In other cases, the cyst may become infected and cause local pain and tenderness, and even difficulty swallowing. It is often best to remove the cyst in order to prevent infection. If this happens, it is often advisable to take antibiotics and wait until the infection has cleared before removing the cyst.
The course of the surgery
To remove the cyst, the area where it is located in the neck must be exposed, through a small opening through which the cyst is found in its entirety.
In addition to removing it, the central part of the tongue bone (the hyoid) must be removed in order to reduce the chances of the fluid sac (cyst) returning. Bone removal reduces the chances of recurrence 10-20 times compared to when removing just the cyst. Furthermore, bone removal does not usually affect the child's speech or swallowing.
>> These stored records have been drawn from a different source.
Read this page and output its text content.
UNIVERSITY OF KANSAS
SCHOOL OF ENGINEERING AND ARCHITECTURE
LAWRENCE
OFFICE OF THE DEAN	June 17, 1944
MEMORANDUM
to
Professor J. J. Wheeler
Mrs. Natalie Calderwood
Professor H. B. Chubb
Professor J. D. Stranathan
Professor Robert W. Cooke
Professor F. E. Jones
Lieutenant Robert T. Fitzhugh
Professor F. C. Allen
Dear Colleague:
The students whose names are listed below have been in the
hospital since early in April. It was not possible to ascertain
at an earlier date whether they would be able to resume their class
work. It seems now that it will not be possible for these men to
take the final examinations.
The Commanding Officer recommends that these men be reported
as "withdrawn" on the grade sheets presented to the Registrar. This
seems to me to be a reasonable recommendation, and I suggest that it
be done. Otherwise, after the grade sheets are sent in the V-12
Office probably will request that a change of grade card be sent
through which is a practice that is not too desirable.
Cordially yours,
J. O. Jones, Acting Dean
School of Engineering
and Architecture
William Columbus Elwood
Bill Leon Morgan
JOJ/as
The operation is performed under general anesthesia and lasts about an hour.
Preparation before surgery
The diagnosis of the thyroglossal cyst is made by an ENT doctor. Sometimes additional imaging, such as ultrasound, is needed to confirm the diagnosis, characterize the location of the cyst, and determine the course of surgery.
In addition, should the surgery be under general anesthesia, a preliminary evaluation by an anesthesiologist must be performed. It is mandatory to be on a full food fast according to staff guidelines.
Recovery after removal of a thyroglossal cyst
Usually, the child stays in facility under observation for one night to make sure that no bleeding or swelling develops around the surgical incision. The patient can then return home, where he/she can return to their daily routine and school after the pain has subsided - usually a few days to a week post-operative.
Prior to discharge, precise instructions from your doctor will be provided on returning to a normal diet, on continued follow-up and on the recovery period.
Possible complications
After removal of the cyst, there may be an accumulation of fluid in the neck area (serum), an accumulation of bleeding (hematoma) or the development of an infection.
The risk of recurrence of the cyst is higher if the cyst has suffered infection prior to surgery.
More rare complications include local nerve damage and fistula formation (tissue connection via perforation). The recurrence rate of the cyst is about 2.5-5% after removal.